Polizisten und Anwohner in Berlin waren sich sicher: Sie haben einen Löwen gesichtet. Der entpuppte sich als Schwein. Wie kann das sein?

Die Suche nach einem mutmaßlichen Löwen in Berlin hielt die Hauptstadt über zwei Tage hinweg in Atem. Hundert Polizisten waren teilweise mit Schutzschilden und Maschinenpistolen im Einsatz, ebenso ein Veterinärmediziner und der Berliner Stadtjäger. Anwohner wie Polizisten hatten Sichtungen des Tieres gemeldet. Nun stellte sich heraus: Den Löwen gab es offenbar nicht. Tatsächlich trieb wohl nur ein Wildschwein sein Unwesen am Stadtrand. Den Zeugen spielte womöglich die Psyche einen Streich.

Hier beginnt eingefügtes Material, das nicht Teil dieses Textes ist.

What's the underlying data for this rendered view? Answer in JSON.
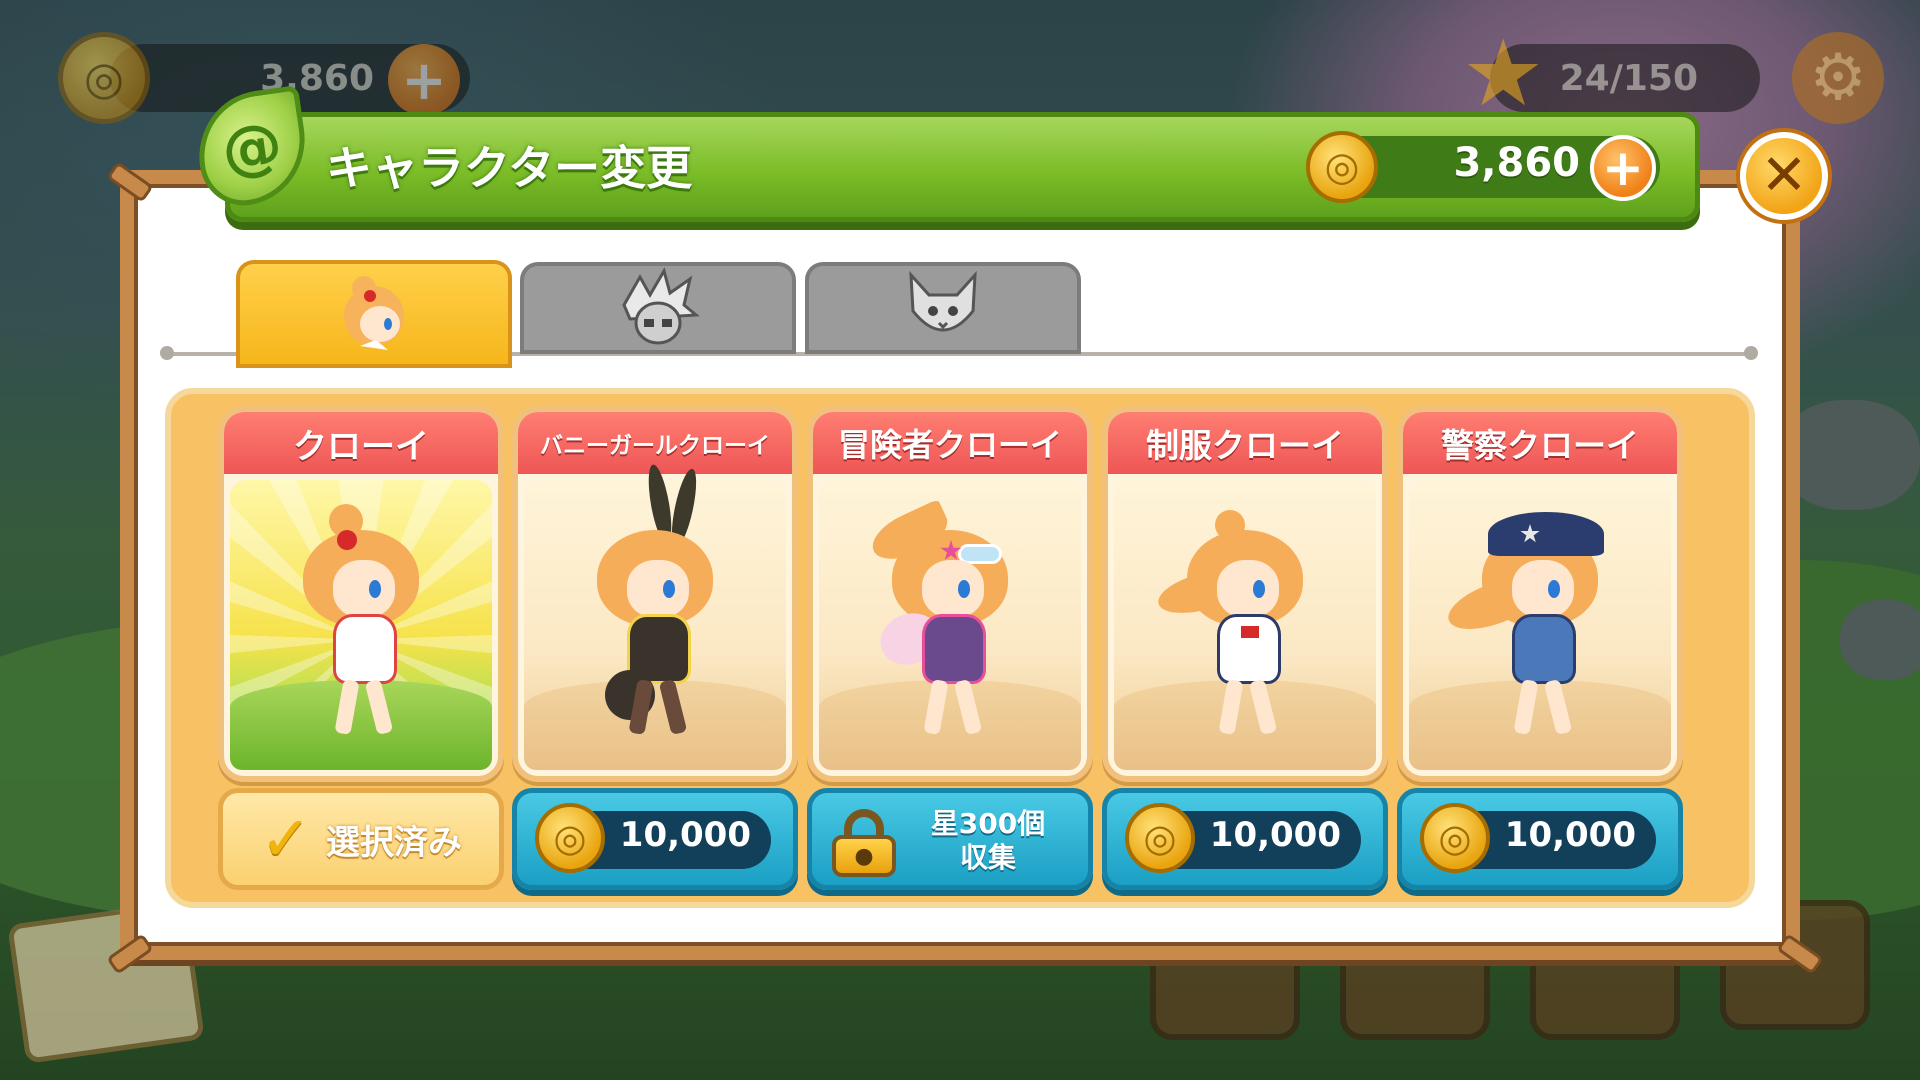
{
  "hud": {
    "coins": "3,860",
    "stars": "24/150",
    "coin_icon": "coin-icon",
    "plus_icon": "plus-icon",
    "star_icon": "star-icon",
    "settings_icon": "gear-icon"
  },
  "dialog": {
    "title": "キャラクター変更",
    "coins": "3,860",
    "close_icon": "close-icon"
  },
  "tabs": [
    {
      "name": "chloe",
      "active": true
    },
    {
      "name": "white-hair-boy",
      "active": false
    },
    {
      "name": "cat",
      "active": false
    }
  ],
  "cards": [
    {
      "name": "クローイ",
      "status": "selected",
      "button_label": "選択済み"
    },
    {
      "name": "バニーガールクローイ",
      "status": "buy",
      "price": "10,000"
    },
    {
      "name": "冒険者クローイ",
      "status": "locked",
      "unlock_line1": "星300個",
      "unlock_line2": "収集"
    },
    {
      "name": "制服クローイ",
      "status": "buy",
      "price": "10,000"
    },
    {
      "name": "警察クローイ",
      "status": "buy",
      "price": "10,000"
    }
  ],
  "colors": {
    "header_green": "#7cbd28",
    "card_header_red": "#ee5656",
    "buy_button_blue": "#1b9fc4",
    "panel_frame": "#c88a4a",
    "tab_active": "#f6b61a"
  }
}
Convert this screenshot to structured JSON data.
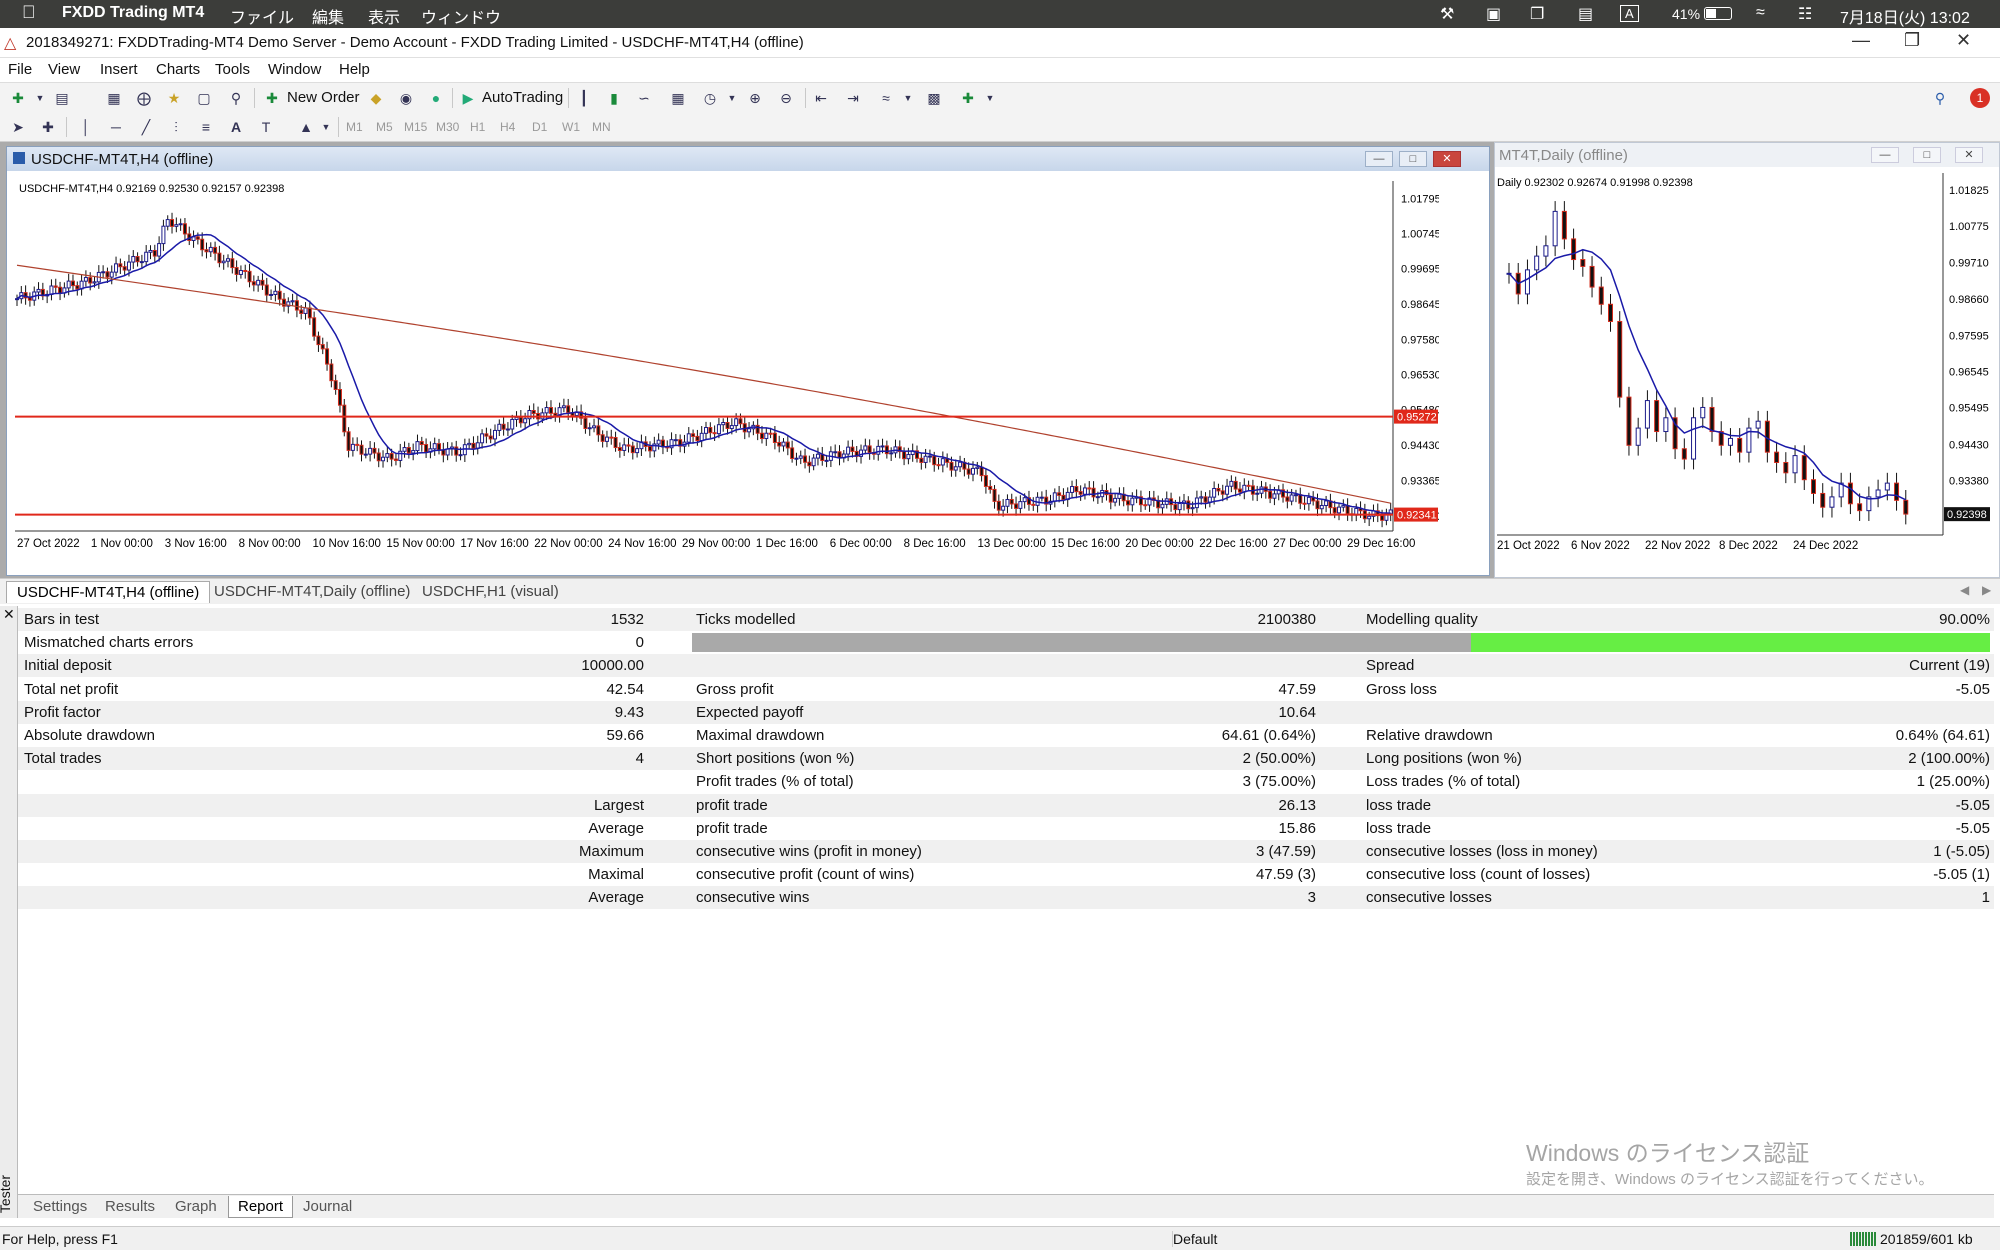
{
  "macbar": {
    "app": "FXDD Trading MT4",
    "menus": [
      "ファイル",
      "編集",
      "表示",
      "ウィンドウ"
    ],
    "battery": "41%",
    "datetime": "7月18日(火)  13:02"
  },
  "window": {
    "title": "2018349271: FXDDTrading-MT4 Demo Server - Demo Account - FXDD Trading Limited - USDCHF-MT4T,H4 (offline)"
  },
  "menu": [
    "File",
    "View",
    "Insert",
    "Charts",
    "Tools",
    "Window",
    "Help"
  ],
  "toolbar": {
    "new_order": "New Order",
    "autotrading": "AutoTrading",
    "timeframes": [
      "M1",
      "M5",
      "M15",
      "M30",
      "H1",
      "H4",
      "D1",
      "W1",
      "MN"
    ],
    "notif_count": "1"
  },
  "chart_h4": {
    "title": "USDCHF-MT4T,H4 (offline)",
    "info": "USDCHF-MT4T,H4  0.92169 0.92530 0.92157 0.92398",
    "price_labels": [
      "1.01795",
      "1.00745",
      "0.99695",
      "0.98645",
      "0.97580",
      "0.96530",
      "0.95480",
      "0.94430",
      "0.93365",
      "0.92300"
    ],
    "hline_labels": [
      "0.95272",
      "0.92341"
    ],
    "time_labels": [
      "27 Oct 2022",
      "1 Nov 00:00",
      "3 Nov 16:00",
      "8 Nov 00:00",
      "10 Nov 16:00",
      "15 Nov 00:00",
      "17 Nov 16:00",
      "22 Nov 00:00",
      "24 Nov 16:00",
      "29 Nov 00:00",
      "1 Dec 16:00",
      "6 Dec 00:00",
      "8 Dec 16:00",
      "13 Dec 00:00",
      "15 Dec 16:00",
      "20 Dec 00:00",
      "22 Dec 16:00",
      "27 Dec 00:00",
      "29 Dec 16:00"
    ]
  },
  "chart_daily": {
    "title": "MT4T,Daily (offline)",
    "info": "Daily  0.92302 0.92674 0.91998 0.92398",
    "price_labels": [
      "1.01825",
      "1.00775",
      "0.99710",
      "0.98660",
      "0.97595",
      "0.96545",
      "0.95495",
      "0.94430",
      "0.93380"
    ],
    "current_price": "0.92398",
    "time_labels": [
      "21 Oct 2022",
      "6 Nov 2022",
      "22 Nov 2022",
      "8 Dec 2022",
      "24 Dec 2022"
    ]
  },
  "chart_tabs": [
    "USDCHF-MT4T,H4 (offline)",
    "USDCHF-MT4T,Daily (offline)",
    "USDCHF,H1 (visual)"
  ],
  "report": {
    "rows": [
      {
        "a": "Bars in test",
        "av": "1532",
        "b": "Ticks modelled",
        "bv": "2100380",
        "c": "Modelling quality",
        "cv": "90.00%"
      },
      {
        "a": "Mismatched charts errors",
        "av": "0",
        "quality_bar": 0.9
      },
      {
        "a": "Initial deposit",
        "av": "10000.00",
        "c": "Spread",
        "cv": "Current (19)"
      },
      {
        "a": "Total net profit",
        "av": "42.54",
        "b": "Gross profit",
        "bv": "47.59",
        "c": "Gross loss",
        "cv": "-5.05"
      },
      {
        "a": "Profit factor",
        "av": "9.43",
        "b": "Expected payoff",
        "bv": "10.64"
      },
      {
        "a": "Absolute drawdown",
        "av": "59.66",
        "b": "Maximal drawdown",
        "bv": "64.61 (0.64%)",
        "c": "Relative drawdown",
        "cv": "0.64% (64.61)"
      },
      {
        "a": "Total trades",
        "av": "4",
        "b": "Short positions (won %)",
        "bv": "2 (50.00%)",
        "c": "Long positions (won %)",
        "cv": "2 (100.00%)"
      },
      {
        "b": "Profit trades (% of total)",
        "bv": "3 (75.00%)",
        "c": "Loss trades (% of total)",
        "cv": "1 (25.00%)"
      },
      {
        "av": "Largest",
        "b": "profit trade",
        "bv": "26.13",
        "c": "loss trade",
        "cv": "-5.05"
      },
      {
        "av": "Average",
        "b": "profit trade",
        "bv": "15.86",
        "c": "loss trade",
        "cv": "-5.05"
      },
      {
        "av": "Maximum",
        "b": "consecutive wins (profit in money)",
        "bv": "3 (47.59)",
        "c": "consecutive losses (loss in money)",
        "cv": "1 (-5.05)"
      },
      {
        "av": "Maximal",
        "b": "consecutive profit (count of wins)",
        "bv": "47.59 (3)",
        "c": "consecutive loss (count of losses)",
        "cv": "-5.05 (1)"
      },
      {
        "av": "Average",
        "b": "consecutive wins",
        "bv": "3",
        "c": "consecutive losses",
        "cv": "1"
      }
    ]
  },
  "watermark": {
    "title": "Windows のライセンス認証",
    "sub": "設定を開き、Windows のライセンス認証を行ってください。"
  },
  "bottom_tabs": [
    "Settings",
    "Results",
    "Graph",
    "Report",
    "Journal"
  ],
  "tester_label": "Tester",
  "status": {
    "help": "For Help, press F1",
    "profile": "Default",
    "traffic": "201859/601 kb"
  }
}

Die Psyche spielt uns öfter Streiche. Etwa, wenn es um Erinnerungen an Ereignisse geht, die niemals stattgefunden haben – man nennt es auch den „Mandela-Effekt“. Demnach können sich auch Menschenmassen falsch an ein Ereignis erinnern. Viele Menschen dachten etwa, dass Nelson Mandela in Gefangenschaft gestorben war – tatsächlich wurde er aber 1990 gesund aus der Haft entlassen und erst Jahrzehnte später verstorben.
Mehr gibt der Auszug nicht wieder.